First, in nearly every dealership in most countries, the product profitability is roughly in this order. I disclose no proprietary data:
F&I is the source of essentially all most dealer profits:
-extended warranty: typical markups are 100%, sometimes higher;
-Insurance( where offered): credit life: >150%; forced place: >200%;
-loans: rarely less than 300bp, except for very high credit;
-leases: varies widely but usually 400-500bp with capitalized cost including 'options' and residual values manipulated. These are massively profitable for dealers, mostly because even professionals can be scammed and never know.
-dealer options: They're called 'trash and trinkets' in F&I circles,
Warranty service is always highly profitable with diagnosis trumping (pun?) everything else in service,
Used car sales are invariably profitable but are driven also entirely by 'get-'em' done loans and leasing.
Everything else, including new car sales itself, is much less profitable.

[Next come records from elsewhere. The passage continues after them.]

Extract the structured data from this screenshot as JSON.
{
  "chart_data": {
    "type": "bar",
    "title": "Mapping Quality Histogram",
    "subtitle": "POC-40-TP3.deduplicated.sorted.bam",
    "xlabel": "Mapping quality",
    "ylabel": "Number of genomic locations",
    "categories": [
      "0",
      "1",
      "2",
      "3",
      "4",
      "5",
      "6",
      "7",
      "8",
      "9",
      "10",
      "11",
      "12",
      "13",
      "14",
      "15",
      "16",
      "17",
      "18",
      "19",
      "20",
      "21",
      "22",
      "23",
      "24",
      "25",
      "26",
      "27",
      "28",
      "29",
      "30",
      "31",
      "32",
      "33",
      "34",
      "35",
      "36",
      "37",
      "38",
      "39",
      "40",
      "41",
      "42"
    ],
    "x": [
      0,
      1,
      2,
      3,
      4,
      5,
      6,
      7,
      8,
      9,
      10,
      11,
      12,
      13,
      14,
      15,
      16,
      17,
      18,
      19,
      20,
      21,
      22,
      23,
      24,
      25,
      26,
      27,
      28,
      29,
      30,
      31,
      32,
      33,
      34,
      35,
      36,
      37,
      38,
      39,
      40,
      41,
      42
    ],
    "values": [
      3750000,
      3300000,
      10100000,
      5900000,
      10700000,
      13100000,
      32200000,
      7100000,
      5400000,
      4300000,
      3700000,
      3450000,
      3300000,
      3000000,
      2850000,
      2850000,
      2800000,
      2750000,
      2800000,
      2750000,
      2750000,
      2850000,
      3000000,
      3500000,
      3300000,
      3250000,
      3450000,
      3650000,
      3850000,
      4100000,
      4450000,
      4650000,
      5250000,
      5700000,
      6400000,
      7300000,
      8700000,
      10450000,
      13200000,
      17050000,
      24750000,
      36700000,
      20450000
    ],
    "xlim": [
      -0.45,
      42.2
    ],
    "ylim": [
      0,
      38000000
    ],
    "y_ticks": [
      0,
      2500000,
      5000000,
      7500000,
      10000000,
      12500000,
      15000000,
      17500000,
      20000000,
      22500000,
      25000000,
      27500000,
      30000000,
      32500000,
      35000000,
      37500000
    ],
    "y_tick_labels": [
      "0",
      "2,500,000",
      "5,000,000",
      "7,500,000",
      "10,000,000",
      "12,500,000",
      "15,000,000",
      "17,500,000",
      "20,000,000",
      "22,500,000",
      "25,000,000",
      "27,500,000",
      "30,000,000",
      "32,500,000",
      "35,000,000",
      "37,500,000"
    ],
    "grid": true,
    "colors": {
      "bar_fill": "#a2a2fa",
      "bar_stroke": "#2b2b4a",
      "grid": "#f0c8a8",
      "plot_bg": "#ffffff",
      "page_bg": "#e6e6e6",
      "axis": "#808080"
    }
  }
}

Cash sales with no trade are the loss-makers, so are usually avoided.
Keep all this in mind when complaining about Tesla customer service. The very best high-end dealers are very, very smooth but a;ways manage to convert as many customers as possible to leasing, precisely because smart people think they understand. They do not.
Tesla really cannot be compared to a dealer-modeled OEM because every single metric is structured differently and opaquely. Disclosure laws are invariably written by the culprits themselves.
This all is quite different when there are manufacturer-owned, separately incorporated, non-consolidated dealers. VAG has several quite stellar examples.
Some countries, such as South Korea, operate very differently. The tricks differ markedly when the distribution changes but the effects on buyers remain similar.
This post would be very much longer were Ito explain how advertising and promotion work in non-Tesla cases. That is entertaining and makes tons of money for the perpetrators. TV ads are the mother lode! They stay because of their profits to everyone except OEM customers and the shareholders. They do not know.
...Except for Tesla
...and buying through and financing with credit unions in the US and Canada, especially Quebec. That avoids most of the worst pitfalls.